In a statement to CTV News, a Tim Hortons spokesperson said the restaurant chain is raising coffee prices for the first time in three years, suggesting that compared to inflation,
the price increase of 1.5 per cent per cup was “more than reasonable.”
The price of coffee beans has more than doubled, Tim Hortons said.
According to MarketWatch.com, the price jumped from C$2.21 to C$5.45 per pound over the last three years.
The coffee chain said that the price hike would boil out to “an average of three cents per cup.”
Outside of drive-thrus, Canadians paid 27.9 per cent more for their coffee at grocery stores in August compared to the same time last year, StatCan reported last month.
Canada imports nearly a quarter of its coffee from
Colombia,
with Brazil,
Mexico,
Peru
and Central American countries making up the rest.
The coffee trade was valued at more than $1.3 billion in July, importing 131 million kilograms of unroasted coffee.
U.S. tariffs affect your cup of joe
Although most of Canada’s unroasted coffee comes from Mexico and further south,
roasted coffee largely comes from the United States, according to StatCan.
Canada imported 3.9 million kilograms of roasted coffee, mostly from the U.S. in July 2025.
Roasted coffee was among the products affected by U.S. President Donald Trump’s tariffs on Brazil
and then were part of Canada’s retaliatory tariffs on the U.S.,
StatCan reported.
The statistics agency said that the counter-tariff measures were “possibly affecting costs for some Canadian coffee importers.”
Food prices rising especially fast
Food prices rose 3.5 per cent in August, Loblaw reported in their September food inflation report.
It found that food prices are rising faster than the Consumer Price Index, which only bumped up 1.9 per cent that month.
Loblaw claims that counter-tariffs were raising prices for Canadians, but since Sept 1, when most were dropped, products are back to “flowing through” to customers.
Loblaw also highlighted coffee in their report, saying “coffee prices have climbed back near their 2025 highs,”
blaming the 50 per cent U.S. tariffs on Brazil,
the largest coffee exporter in the world.

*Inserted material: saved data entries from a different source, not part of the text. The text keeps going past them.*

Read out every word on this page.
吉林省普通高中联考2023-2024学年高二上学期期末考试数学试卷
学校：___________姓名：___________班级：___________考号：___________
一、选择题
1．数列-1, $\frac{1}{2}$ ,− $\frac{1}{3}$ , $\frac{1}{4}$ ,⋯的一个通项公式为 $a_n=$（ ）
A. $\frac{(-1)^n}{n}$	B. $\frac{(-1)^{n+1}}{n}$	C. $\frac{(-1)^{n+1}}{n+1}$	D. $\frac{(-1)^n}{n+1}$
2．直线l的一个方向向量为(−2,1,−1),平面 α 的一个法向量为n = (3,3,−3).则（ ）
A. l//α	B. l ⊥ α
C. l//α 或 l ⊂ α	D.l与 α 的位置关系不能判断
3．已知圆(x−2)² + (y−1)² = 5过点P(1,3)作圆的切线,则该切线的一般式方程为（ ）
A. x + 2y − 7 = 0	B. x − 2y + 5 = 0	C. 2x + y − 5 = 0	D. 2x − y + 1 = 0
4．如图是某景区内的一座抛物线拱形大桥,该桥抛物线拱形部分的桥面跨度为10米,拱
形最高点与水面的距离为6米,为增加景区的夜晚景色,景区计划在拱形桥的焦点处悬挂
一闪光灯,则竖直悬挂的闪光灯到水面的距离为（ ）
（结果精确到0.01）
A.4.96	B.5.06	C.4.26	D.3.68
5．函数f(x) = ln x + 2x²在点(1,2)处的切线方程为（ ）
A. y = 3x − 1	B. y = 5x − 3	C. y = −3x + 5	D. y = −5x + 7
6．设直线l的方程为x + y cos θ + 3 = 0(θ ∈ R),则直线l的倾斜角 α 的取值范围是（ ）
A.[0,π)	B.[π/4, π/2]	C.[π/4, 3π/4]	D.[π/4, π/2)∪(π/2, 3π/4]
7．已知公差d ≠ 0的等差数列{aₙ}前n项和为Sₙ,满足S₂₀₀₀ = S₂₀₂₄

Loblaw suggested that buyers have to “compete” for alternative suppliers while Brazilian coffee growers are “holding on to their beans,” and being cautious with their sales.
U.S. tariffs and cautious Brazilian coffee growers are “keeping global coffee markets volatile,” Loblaw said.
Correction
This article has been corrected to reflect the current market price of coffee.